Sri Lanka not keen on signing CEPA with India, but ok with new pact: Ranil (Page 16)

a)     Economy

a)     Comprehensive Economic Partnership Agreement (CEPA)  

b)     India-Sri Lanka Free Trade Agreement (ISLFTA)

a)     Sri Lankan PM Ranil reiterated his govts position that it would not sign the CEPA with India but it would enter into a pact on economic and technology collaboration with the neighbour.

b)     He clarified that his govt had conveyed to India its opposition against the inclusion of services in the proposed pact and the latter too had agreed to this.

c)   On Dec 21, an official-level meeting is scheduled to take place in New Delhi to discuss contours of proposed agreement on economic and technological cooperation. The CEPA was proposed as a sequel to ISLFTA that was signed in 2000.

11.

A deadly war at the genetic level (Page 9)

a)     National

b)     Environment

a)     Biodiversity

b)     Butterflies life stages

c)     Parasitoids 

a)    There is something magical about butterflies in different colours flitting around from one flower to another. India is home to 1800 species and subspecies that are increasingly being valued for aesthetic reasons.

b)     For generations, butterflies have been waging a deadly and long-drawn-out war with their natural enemy, parasitoids, insects, who in their egg and larval stage, live in the tissue of a host and feed on it. Death of the host (in this case the butterfly) is the only eventuality.

c)     Scientists have found that this war is waged even at the genetic level. They have been able to systematically document how these parasitoids pose a serious threat to the butterfly endangered species through its different life stages.

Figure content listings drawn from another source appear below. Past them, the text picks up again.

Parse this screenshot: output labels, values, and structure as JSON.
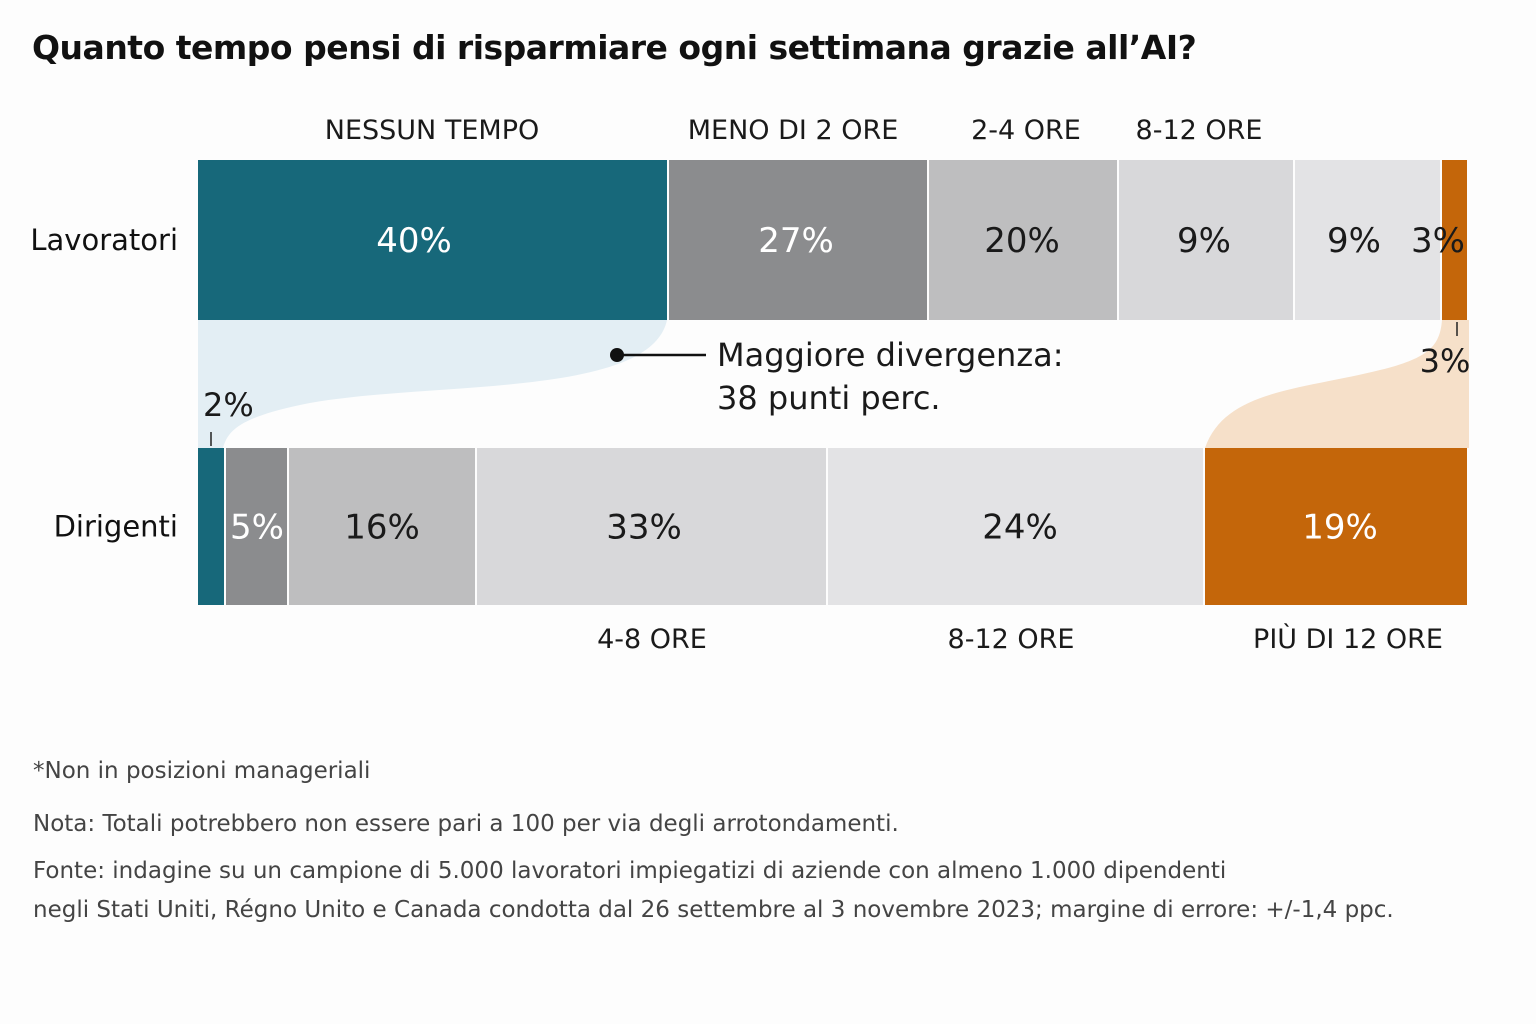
{
  "chart_data": {
    "type": "bar",
    "subtype": "stacked-100-horizontal",
    "title": "Quanto tempo pensi di risparmiare ogni settimana grazie all’AI?",
    "rows": [
      "Lavoratori",
      "Dirigenti"
    ],
    "segments": [
      "Nessun tempo",
      "Meno di 2 ore",
      "2-4 ore",
      "4-8 ore",
      "8-12 ore",
      "Più di 12 ore"
    ],
    "series": [
      {
        "name": "Lavoratori",
        "values": [
          40,
          27,
          20,
          9,
          9,
          3
        ],
        "labels": [
          "40%",
          "27%",
          "20%",
          "9%",
          "9%",
          "3%"
        ]
      },
      {
        "name": "Dirigenti",
        "values": [
          2,
          5,
          16,
          33,
          24,
          19
        ],
        "labels": [
          "2%",
          "5%",
          "16%",
          "33%",
          "24%",
          "19%"
        ]
      }
    ],
    "top_category_labels": [
      "NESSUN TEMPO",
      "MENO DI  2 ORE",
      "2-4 ORE",
      "8-12 ORE"
    ],
    "bottom_category_labels": [
      "4-8 ORE",
      "8-12 ORE",
      "PIÙ DI 12 ORE"
    ],
    "annotation": {
      "line1": "Maggiore divergenza:",
      "line2": "38 punti perc."
    },
    "colors": [
      "#17687a",
      "#8b8c8e",
      "#bebebf",
      "#d8d8da",
      "#e3e3e5",
      "#c4660a"
    ],
    "flow_colors": {
      "teal": "#e3eef4",
      "orange": "#f6e0c9"
    }
  },
  "footnotes": {
    "asterisk": "*Non in posizioni manageriali",
    "nota": "Nota: Totali potrebbero non essere pari a 100 per via degli arrotondamenti.",
    "fonte_1": "Fonte: indagine su un campione di 5.000 lavoratori impiegatizi di aziende con almeno 1.000 dipendenti",
    "fonte_2": "negli Stati Uniti, Régno Unito e Canada condotta dal 26 settembre al 3 novembre 2023; margine di errore: +/-1,4 ppc."
  }
}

d)    They told that evolutionary studies have found that these parasitoids and the butterflies co-evolve in the battle for survival, wherein both try to change at the gene level, besides changing the food host plant preference.

e)     There are many factors that are detrimental to the conservation of butterflies, such as pesticide drifts, industrial pollution, deforestation, encroachment of natural habitat, lack of appropriate flora and even illegal butterfly trade. But what is ignored is the role of the natural enemies of butterflies, the parasitoids.